Ankenbrand met participants passing the finish line with a smile and an outreached hand, giving them a high-five and congratulating them for their hard work.

Traci Worby, an adviser for the KSS club, and Maranda Schaljo, another adviser, said the run represents what people thought of McNamara, which was that she was a good student whose smile could brighten anyone’s day.

“You always hear about her smile, the positive attitude she had and the work ethic she had,” Worby said. “We’re trying to take something that is very tragic and turn (it) into something positive.”

Schaljo said although this is the first year she and Worby participated in the organization of the run, the students took the lead and managed the planning of it.

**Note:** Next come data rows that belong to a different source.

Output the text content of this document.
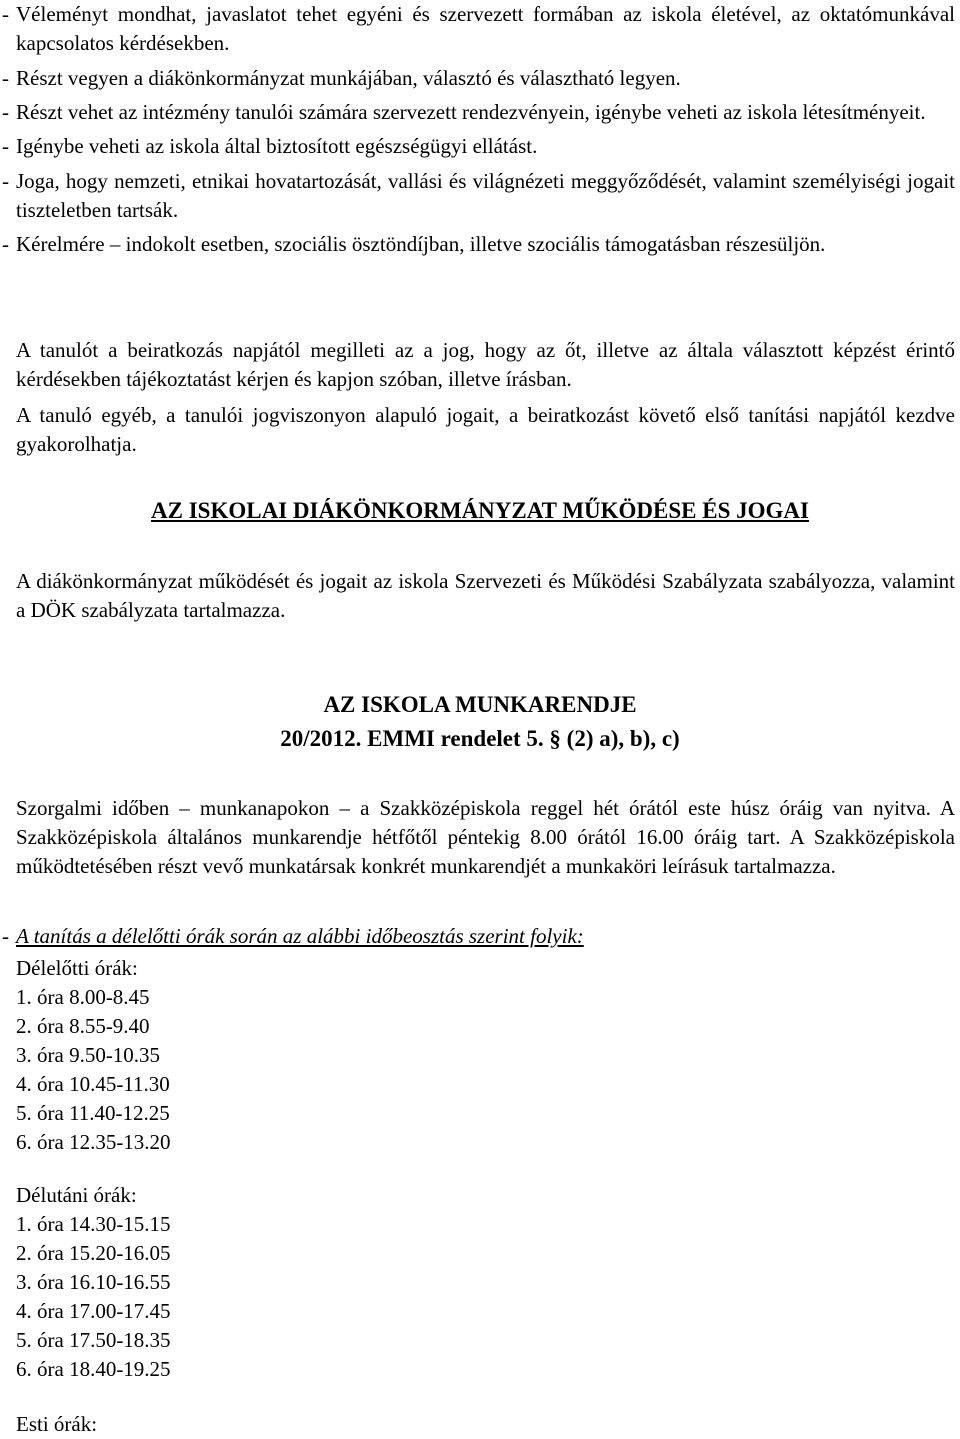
- Véleményt mondhat, javaslatot tehet egyéni és szervezett formában az iskola életével, az oktatómunkával kapcsolatos kérdésekben.
- Részt vegyen a diákönkormányzat munkájában, választó és választható legyen.
- Részt vehet az intézmény tanulói számára szervezett rendezvényein, igénybe veheti az iskola létesítményeit.
- Igénybe veheti az iskola által biztosított egészségügyi ellátást.
- Joga, hogy nemzeti, etnikai hovatartozását, vallási és világnézeti meggyőződését, valamint személyiségi jogait tiszteletben tartsák.
- Kérelmére – indokolt esetben, szociális ösztöndíjban, illetve szociális támogatásban részesüljön.
A tanulót a beiratkozás napjától megilleti az a jog, hogy az őt, illetve az általa választott képzést érintő kérdésekben tájékoztatást kérjen és kapjon szóban, illetve írásban.
A tanuló egyéb, a tanulói jogviszonyon alapuló jogait, a beiratkozást követő első tanítási napjától kezdve gyakorolhatja.
AZ ISKOLAI DIÁKÖNKORMÁNYZAT MŰKÖDÉSE ÉS JOGAI
A diákönkormányzat működését és jogait az iskola Szervezeti és Működési Szabályzata szabályozza, valamint a DÖK szabályzata tartalmazza.
AZ ISKOLA MUNKARENDJE
20/2012. EMMI rendelet 5. § (2) a), b), c)
Szorgalmi időben – munkanapokon – a Szakközépiskola reggel hét órától este húsz óráig van nyitva. A Szakközépiskola általános munkarendje hétfőtől péntekig 8.00 órától 16.00 óráig tart. A Szakközépiskola működtetésében részt vevő munkatársak konkrét munkarendjét a munkaköri leírásuk tartalmazza.
- A tanítás a délelőtti órák során az alábbi időbeosztás szerint folyik:
Délelőtti órák:
1. óra 8.00-8.45
2. óra 8.55-9.40
3. óra 9.50-10.35
4. óra 10.45-11.30
5. óra 11.40-12.25
6. óra 12.35-13.20
Délutáni órák:
1. óra 14.30-15.15
2. óra 15.20-16.05
3. óra 16.10-16.55
4. óra 17.00-17.45
5. óra 17.50-18.35
6. óra 18.40-19.25
Esti órák:
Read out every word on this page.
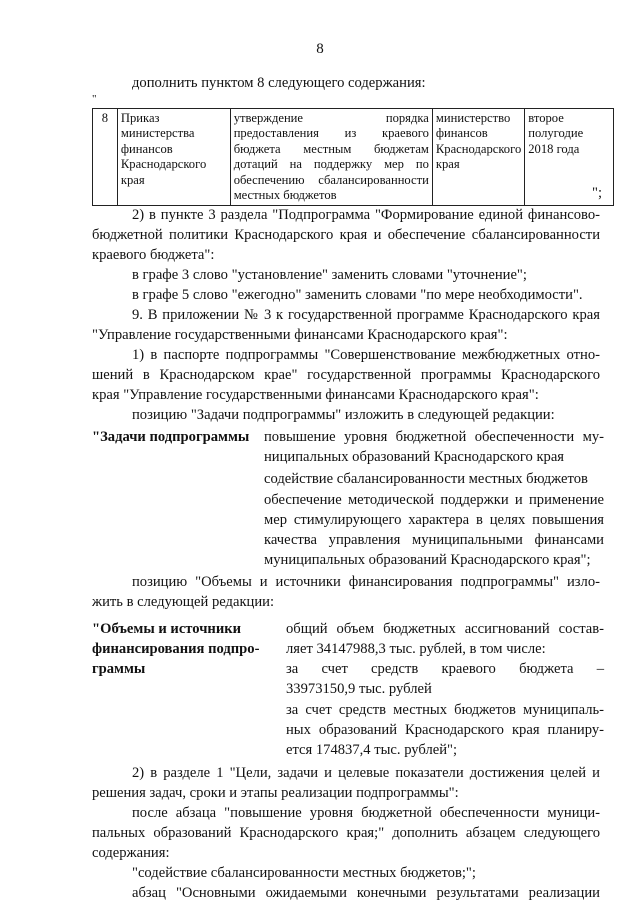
8
дополнить пунктом 8 следующего содержания:
"
8	Приказ министерства финансов Краснодарского края	утверждение порядка предоставления из краевого бюджета местным бюджетам дотаций на поддержку мер по обеспечению сбалансированности местных бюджетов	министерство финансов Краснодарского края	второе полугодие 2018 года
";
2) в пункте 3 раздела "Подпрограмма "Формирование единой финансово-
бюджетной политики Краснодарского края и обеспечение сбалансированности
краевого бюджета":
в графе 3 слово "установление" заменить словами "уточнение";
в графе 5 слово "ежегодно" заменить словами "по мере необходимости".
9. В приложении № 3 к государственной программе Краснодарского края
"Управление государственными финансами Краснодарского края":
1) в паспорте подпрограммы "Совершенствование межбюджетных отно-
шений в Краснодарском крае" государственной программы Краснодарского
края "Управление государственными финансами Краснодарского края":
позицию "Задачи подпрограммы" изложить в следующей редакции:
"Задачи подпрограммы повышение уровня бюджетной обеспеченности му-
ниципальных образований Краснодарского края
содействие сбалансированности местных бюджетов
обеспечение методической поддержки и применение
мер стимулирующего характера в целях повышения
качества управления муниципальными финансами
муниципальных образований Краснодарского края";
позицию "Объемы и источники финансирования подпрограммы" изло-
жить в следующей редакции:
"Объемы и источники
финансирования подпро-
граммы
общий объем бюджетных ассигнований состав-
ляет 34147988,3 тыс. рублей, в том числе:
за счет средств краевого бюджета –
33973150,9 тыс. рублей
за счет средств местных бюджетов муниципаль-
ных образований Краснодарского края планиру-
ется 174837,4 тыс. рублей";
2) в разделе 1 "Цели, задачи и целевые показатели достижения целей и
решения задач, сроки и этапы реализации подпрограммы":
после абзаца "повышение уровня бюджетной обеспеченности муници-
пальных образований Краснодарского края;" дополнить абзацем следующего
содержания:
"содействие сбалансированности местных бюджетов;";
абзац "Основными ожидаемыми конечными результатами реализации
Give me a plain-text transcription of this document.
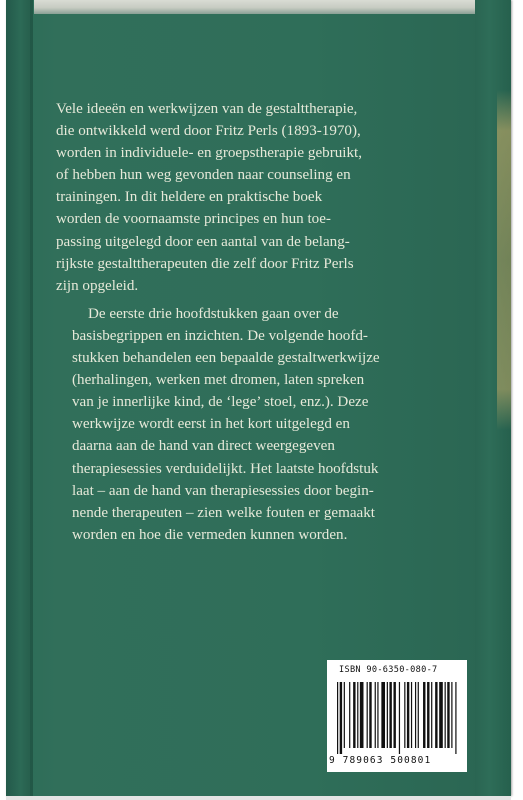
Vele ideeën en werkwijzen van de gestalttherapie,
die ontwikkeld werd door Fritz Perls (1893-1970),
worden in individuele- en groepstherapie gebruikt,
of hebben hun weg gevonden naar counseling en
trainingen. In dit heldere en praktische boek
worden de voornaamste principes en hun toe-
passing uitgelegd door een aantal van de belang-
rijkste gestalttherapeuten die zelf door Fritz Perls
zijn opgeleid.

De eerste drie hoofdstukken gaan over de
basisbegrippen en inzichten. De volgende hoofd-
stukken behandelen een bepaalde gestaltwerkwijze
(herhalingen, werken met dromen, laten spreken
van je innerlijke kind, de ‘lege’ stoel, enz.). Deze
werkwijze wordt eerst in het kort uitgelegd en
daarna aan de hand van direct weergegeven
therapiesessies verduidelijkt. Het laatste hoofdstuk
laat – aan de hand van therapiesessies door begin-
nende therapeuten – zien welke fouten er gemaakt
worden en hoe die vermeden kunnen worden.

ISBN 90-6350-080-7
9 789063 500801
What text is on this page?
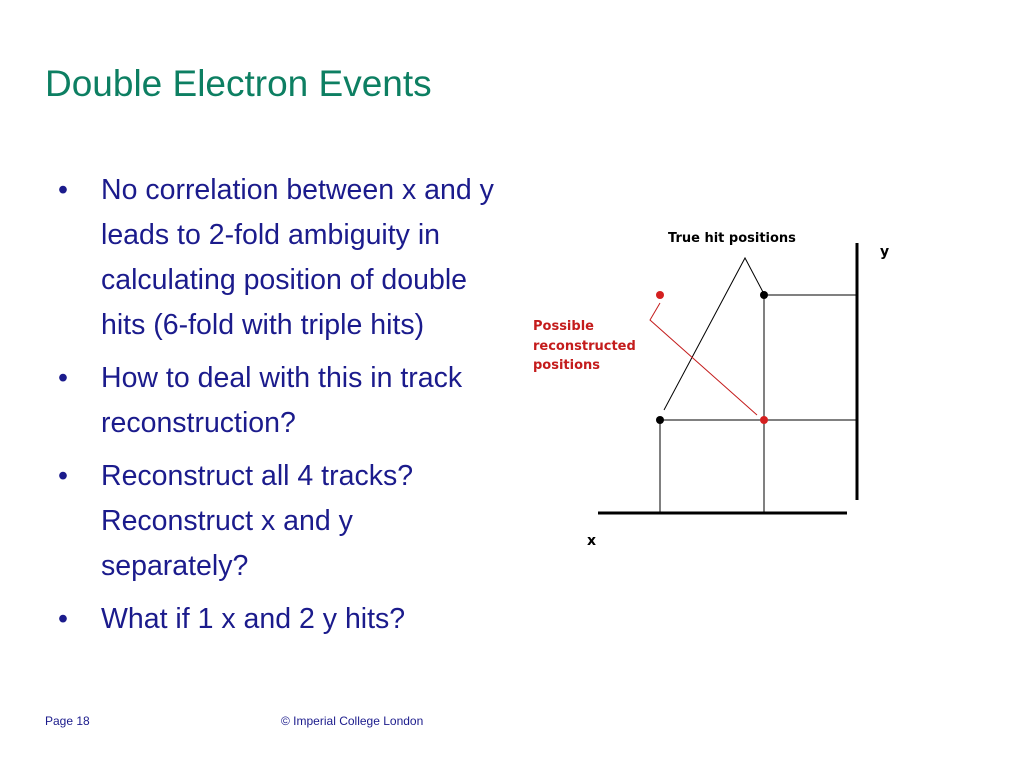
Double Electron Events
• No correlation between x and y leads to 2-fold ambiguity in calculating position of double hits (6-fold with triple hits)
• How to deal with this in track reconstruction?
• Reconstruct all 4 tracks? Reconstruct x and y separately?
• What if 1 x and 2 y hits?
True hit positions
y
x
Possible
reconstructed
positions
Page 18	© Imperial College London
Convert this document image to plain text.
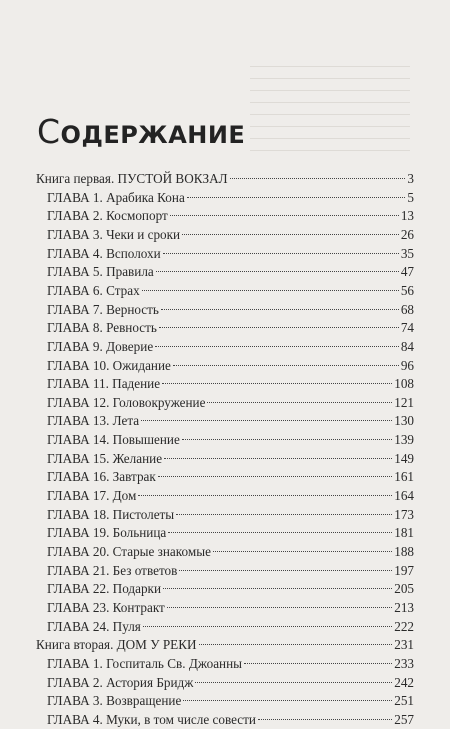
СОДЕРЖАНИЕ
Книга первая. ПУСТОЙ ВОКЗАЛ	3
ГЛАВА 1. Арабика Кона	5
ГЛАВА 2. Космопорт	13
ГЛАВА 3. Чеки и сроки	26
ГЛАВА 4. Всполохи	35
ГЛАВА 5. Правила	47
ГЛАВА 6. Страх	56
ГЛАВА 7. Верность	68
ГЛАВА 8. Ревность	74
ГЛАВА 9. Доверие	84
ГЛАВА 10. Ожидание	96
ГЛАВА 11. Падение	108
ГЛАВА 12. Головокружение	121
ГЛАВА 13. Лета	130
ГЛАВА 14. Повышение	139
ГЛАВА 15. Желание	149
ГЛАВА 16. Завтрак	161
ГЛАВА 17. Дом	164
ГЛАВА 18. Пистолеты	173
ГЛАВА 19. Больница	181
ГЛАВА 20. Старые знакомые	188
ГЛАВА 21. Без ответов	197
ГЛАВА 22. Подарки	205
ГЛАВА 23. Контракт	213
ГЛАВА 24. Пуля	222
Книга вторая. ДОМ У РЕКИ	231
ГЛАВА 1. Госпиталь Св. Джоанны	233
ГЛАВА 2. Астория Бридж	242
ГЛАВА 3. Возвращение	251
ГЛАВА 4. Муки, в том числе совести	257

Schaljo said with a leadership board of four students and a club of 50 plus students, they did a good job and received a lot of help.

Worby said though students from exercise studies were sort of the leaders of the event, other students from different areas of focus in KSS chipped in to show their support and participate in an overall team effort.

Schaljo said the run is a way to continue McNamara’s passion by giving all the proceeds from the run to the Shannon McNamara Memorial Scholarship for KSS students.

Jessie Freudenthaler, president of the KSS Club, said the run not only honors the spirit of McNamara but it also provides her with valuable skills needed in the workforce.

“In the career world they’re going to be organizing events, asking for donations and talking to people so really it helps with your communication skills,” Freudenthaler said. “It’s a good cause.”

Freudenthaler and Wakefield said because of her outstanding work in the KSS department, McNamara could definitely be a role model for KSS majors.

“She loved KSS, she loved the department and she worked in the (Student Recreation Center) so it gives people more incentive to get out and do it because it’s for a good cause,” Freudenthaler said. “What happened to her was tragic and this is a way to give people more of an emotional tie to exercise.”

Although McNamara is gone, Freudenthaler said her presence is still here and the run is a family bonding experience to celebrate her presence and life rather than mourn her death.

“We’re all here for each other even when we are not physically (here),” Freudenthaler said.